The speech represented an attempt at a political comeback for the president, whose approval rating was damaged by the disastrous rollout of his signature healthcare law and whose Democratic Party faces the prospect of losing control of the Senate in the November election. Obama mounted his most pointed recent defense of the healthcare law, and issued a challenge to Republican critics to put forward their own plans.
"The American people are not interested in refighting old battles," Obama said to the Republican lawmakers seated before him. "Tell America what you'd do differently."
But the moment was a rare sharp elbow in a speech that included gestures of bipartisan outreach and efforts to distance himself from battles on Capitol Hill. Obama promised to take his own path to boost wages, protect the environment and channel resources to education, starting with an executive order to raise the minimum wage for federal contractors.
"America does not stand still, and neither will I," Obama said. "So wherever and whenever I can take steps without legislation to expand opportunity for more American families, that's what I'm going to do."
Republicans countered with their own message on how to address economic disparity. Rep. Cathy McMorris Rodgers of Washington state delivered the official GOP response, which she described as a "more hopeful" vision.
"It's one that champions free markets and trusts people to make their own decisions, not a government that decides for you," she said. "Because our mission, not only as Republicans but as Americans, is to once again ensure that we are not bound by where we come from, but empowered by what we can become. That is the gap Republicans are working to close."
Republicans bristled Tuesday at the president's vows to use his pen to order executive actions and his phone to rally the public to his causes, questioning whether Obama could really find middle ground.
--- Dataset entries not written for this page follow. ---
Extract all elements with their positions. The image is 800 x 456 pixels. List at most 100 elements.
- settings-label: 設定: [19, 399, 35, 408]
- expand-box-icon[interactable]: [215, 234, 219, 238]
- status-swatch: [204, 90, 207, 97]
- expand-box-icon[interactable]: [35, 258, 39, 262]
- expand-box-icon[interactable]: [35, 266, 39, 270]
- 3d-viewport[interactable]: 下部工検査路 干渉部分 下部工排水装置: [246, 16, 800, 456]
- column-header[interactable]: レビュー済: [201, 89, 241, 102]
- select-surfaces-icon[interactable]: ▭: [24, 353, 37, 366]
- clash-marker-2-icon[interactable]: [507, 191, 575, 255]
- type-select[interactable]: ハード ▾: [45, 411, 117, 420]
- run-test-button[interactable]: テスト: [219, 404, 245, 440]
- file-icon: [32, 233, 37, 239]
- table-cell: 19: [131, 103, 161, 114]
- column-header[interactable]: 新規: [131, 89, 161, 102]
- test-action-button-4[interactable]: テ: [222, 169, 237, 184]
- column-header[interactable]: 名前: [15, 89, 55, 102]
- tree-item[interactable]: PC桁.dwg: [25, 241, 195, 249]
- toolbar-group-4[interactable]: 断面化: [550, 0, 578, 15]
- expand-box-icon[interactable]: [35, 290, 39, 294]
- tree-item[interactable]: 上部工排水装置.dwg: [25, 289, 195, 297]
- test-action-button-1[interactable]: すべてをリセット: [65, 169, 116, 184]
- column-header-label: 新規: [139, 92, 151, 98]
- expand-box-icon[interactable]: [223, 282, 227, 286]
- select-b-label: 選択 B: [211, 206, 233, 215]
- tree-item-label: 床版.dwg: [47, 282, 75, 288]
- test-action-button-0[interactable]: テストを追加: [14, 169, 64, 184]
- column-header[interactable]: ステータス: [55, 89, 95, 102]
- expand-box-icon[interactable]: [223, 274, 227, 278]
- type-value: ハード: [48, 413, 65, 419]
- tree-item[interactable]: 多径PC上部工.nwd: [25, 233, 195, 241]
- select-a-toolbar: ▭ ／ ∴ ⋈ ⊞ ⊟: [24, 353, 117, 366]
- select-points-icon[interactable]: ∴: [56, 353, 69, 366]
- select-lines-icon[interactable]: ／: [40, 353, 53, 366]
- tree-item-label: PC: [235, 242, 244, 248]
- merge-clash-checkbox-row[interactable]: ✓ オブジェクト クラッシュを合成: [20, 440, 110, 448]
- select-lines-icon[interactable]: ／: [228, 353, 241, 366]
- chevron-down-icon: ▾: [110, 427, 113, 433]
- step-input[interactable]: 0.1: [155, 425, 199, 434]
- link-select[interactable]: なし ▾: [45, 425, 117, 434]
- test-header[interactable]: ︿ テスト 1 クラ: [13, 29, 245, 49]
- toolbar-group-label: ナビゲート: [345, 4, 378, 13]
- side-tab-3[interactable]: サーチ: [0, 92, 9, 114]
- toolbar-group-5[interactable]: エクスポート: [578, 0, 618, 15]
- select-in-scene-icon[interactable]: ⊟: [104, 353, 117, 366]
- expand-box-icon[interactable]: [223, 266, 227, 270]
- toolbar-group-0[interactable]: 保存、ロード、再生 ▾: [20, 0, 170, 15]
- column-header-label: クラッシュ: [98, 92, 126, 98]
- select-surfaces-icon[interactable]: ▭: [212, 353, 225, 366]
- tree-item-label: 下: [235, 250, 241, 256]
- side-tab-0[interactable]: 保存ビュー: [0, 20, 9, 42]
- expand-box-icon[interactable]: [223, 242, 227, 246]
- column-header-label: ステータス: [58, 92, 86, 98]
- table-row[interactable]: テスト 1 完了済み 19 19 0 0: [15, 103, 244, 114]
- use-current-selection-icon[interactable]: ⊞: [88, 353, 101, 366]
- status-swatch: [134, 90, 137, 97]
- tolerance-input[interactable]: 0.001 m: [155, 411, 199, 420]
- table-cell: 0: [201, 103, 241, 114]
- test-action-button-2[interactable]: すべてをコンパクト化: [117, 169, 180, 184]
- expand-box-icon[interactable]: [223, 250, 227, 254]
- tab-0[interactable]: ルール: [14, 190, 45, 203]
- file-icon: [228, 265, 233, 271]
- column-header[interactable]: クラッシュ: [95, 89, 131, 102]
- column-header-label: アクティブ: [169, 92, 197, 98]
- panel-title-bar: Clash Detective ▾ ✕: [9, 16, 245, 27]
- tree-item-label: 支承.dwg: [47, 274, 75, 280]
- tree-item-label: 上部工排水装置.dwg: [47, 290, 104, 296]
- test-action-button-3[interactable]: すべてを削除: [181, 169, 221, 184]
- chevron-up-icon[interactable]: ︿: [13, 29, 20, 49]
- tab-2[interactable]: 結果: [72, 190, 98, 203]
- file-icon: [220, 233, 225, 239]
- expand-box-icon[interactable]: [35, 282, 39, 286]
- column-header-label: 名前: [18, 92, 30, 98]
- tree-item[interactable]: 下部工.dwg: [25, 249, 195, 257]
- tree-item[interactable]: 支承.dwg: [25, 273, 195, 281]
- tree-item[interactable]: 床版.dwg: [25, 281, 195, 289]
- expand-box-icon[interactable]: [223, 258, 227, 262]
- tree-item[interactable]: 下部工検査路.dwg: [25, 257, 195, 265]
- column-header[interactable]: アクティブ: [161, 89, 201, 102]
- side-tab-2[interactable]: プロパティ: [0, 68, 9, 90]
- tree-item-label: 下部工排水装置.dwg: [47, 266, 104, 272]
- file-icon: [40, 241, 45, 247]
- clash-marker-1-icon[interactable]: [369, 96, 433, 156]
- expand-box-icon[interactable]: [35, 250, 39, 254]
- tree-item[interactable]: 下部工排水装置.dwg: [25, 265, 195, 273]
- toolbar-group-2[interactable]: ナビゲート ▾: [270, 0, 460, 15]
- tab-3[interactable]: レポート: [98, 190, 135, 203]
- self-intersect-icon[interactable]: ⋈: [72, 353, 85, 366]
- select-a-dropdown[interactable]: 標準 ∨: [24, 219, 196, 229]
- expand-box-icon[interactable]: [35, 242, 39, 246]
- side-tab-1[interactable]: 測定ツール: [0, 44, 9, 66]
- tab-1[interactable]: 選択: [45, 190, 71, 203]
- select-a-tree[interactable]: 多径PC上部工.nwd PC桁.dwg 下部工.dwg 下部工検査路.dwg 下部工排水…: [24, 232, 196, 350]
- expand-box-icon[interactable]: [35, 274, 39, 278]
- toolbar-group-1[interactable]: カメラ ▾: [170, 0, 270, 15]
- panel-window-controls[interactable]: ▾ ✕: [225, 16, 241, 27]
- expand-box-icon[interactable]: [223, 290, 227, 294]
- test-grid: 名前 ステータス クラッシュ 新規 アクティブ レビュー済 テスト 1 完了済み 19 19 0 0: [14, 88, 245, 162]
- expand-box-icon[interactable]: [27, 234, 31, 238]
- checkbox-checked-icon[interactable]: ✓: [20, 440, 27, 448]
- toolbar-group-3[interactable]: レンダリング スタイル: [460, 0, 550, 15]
"For all his talk of going around Congress, he wouldn't have to if he'd actually try to work with the people's elected representatives every now and then," Senate Minority Leader Mitch McConnell (R-Ky.) said. "I'm saying, don't talk about using the phone, just use it. And please, be serious when you call."
Obama's minimum-wage announcement was a clear example of his effort to bypass congressional roadblocks — and the limits of how far he can travel on that route. Obama plans to sign an executive order raising wages for workers employed by federal contractors to $10.10 per hour, up from the current minimum of $7.25.
The increase would largely affect service employees — such as cafeteria workers and busboys at Smithsonian museums — bringing a full-time employee from $15,000 a year to $21,000.
The White House offered no information on how many people would be affected. Outside experts and allies put the estimate at several hundred thousand, a mere slice of the approximately 2 million people employed by federal contractors.
Obama urged Congress to increase the federal minimum wage, stressing the benefit to women, who hold a majority of lower-wage jobs and are an important swing vote in this year's congressional elections. Raising women's pay is just one way to "do away with workplace policies that belong in a 'Mad Men' episode," he said.
White House and Democratic strategists believe the issue may find bipartisan backing in an election year. Recent polls show most Americans favor raising the minimum wage — nearly three-quarters said so in a Pew Research poll conducted this month — although Republicans are sharply divided on the issue.
Obama also highlighted other elements of his agenda to address economic inequality, calling on Congress to expand unemployment benefits for the long-term jobless and touting new commitments from chief executives of corporations who'd agreed not discriminate against applicants because of extended stretches out of work.
At times, Obama alluded to ambitious plans of his past.
He mentioned last year's ill-fated effort, born out of the shooting rampage at Sandy Hook Elementary School in late 2012 that left 20 children and six educators dead, to pass new gun-control measures. He vowed to "keep trying, with or without Congress," but laid out no specific plans. And he tread lightly on immigration reform, hoping not to upset the delicate negotiations among Republican lawmakers.